Question
What is congenital adrenal hyperplasia?
Answer
Congenital adrenal hyperplasia (CAH) is a group of inherited disorders involving abnormal production of the steroid hormones — cortisol, aldosterone and androgen — by the adrenal glands.
These disorders are due to a defect in one or more of the enzymes needed to make these hormones. CAH is inherited in an autosomal recessive manner.

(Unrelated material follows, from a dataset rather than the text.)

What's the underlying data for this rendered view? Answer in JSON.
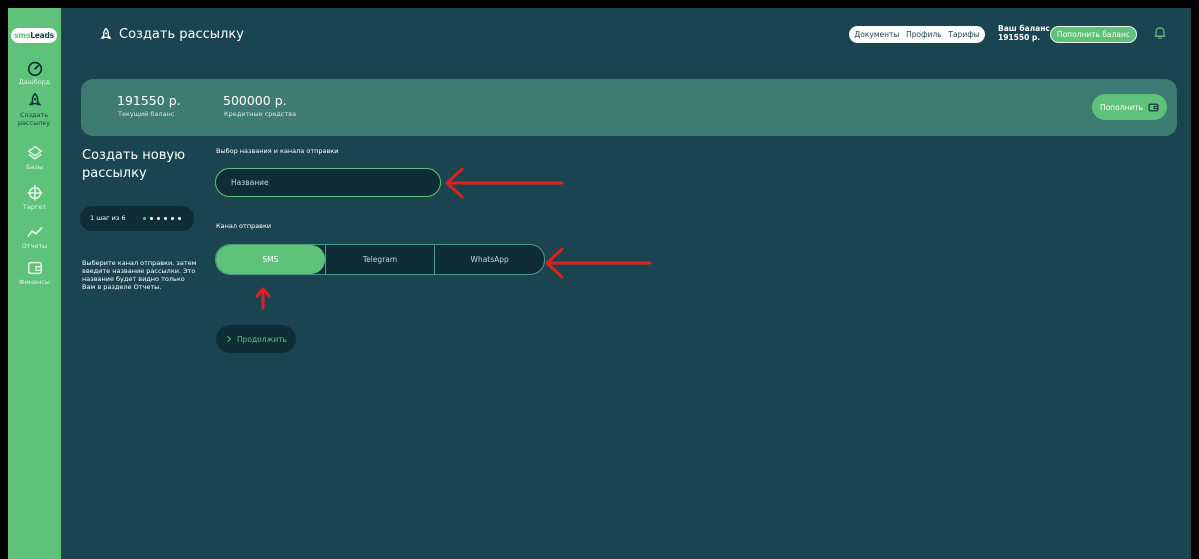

This means that a child must inherit one defective gene from each parent in order to develop the disease.
| Steroid hormones |
| Hormone | What does it regulate? |
| Cortisol | Energy levels, blood sugar levels, blood pressure, the body's response to stress |
| Aldosterone | Sodium, potassium and water balance in the body |
| Androgen (male sex hormone | Growth and sexual development in boys and girls |
There are many types of CAH. Signs and symptoms depend on the particular enzyme involved and how severely it is impaired. One type causes a life-threatening cortisol deficiency shortly after birth. Another type causes menstrual irregularities and excess facial hair in adult women.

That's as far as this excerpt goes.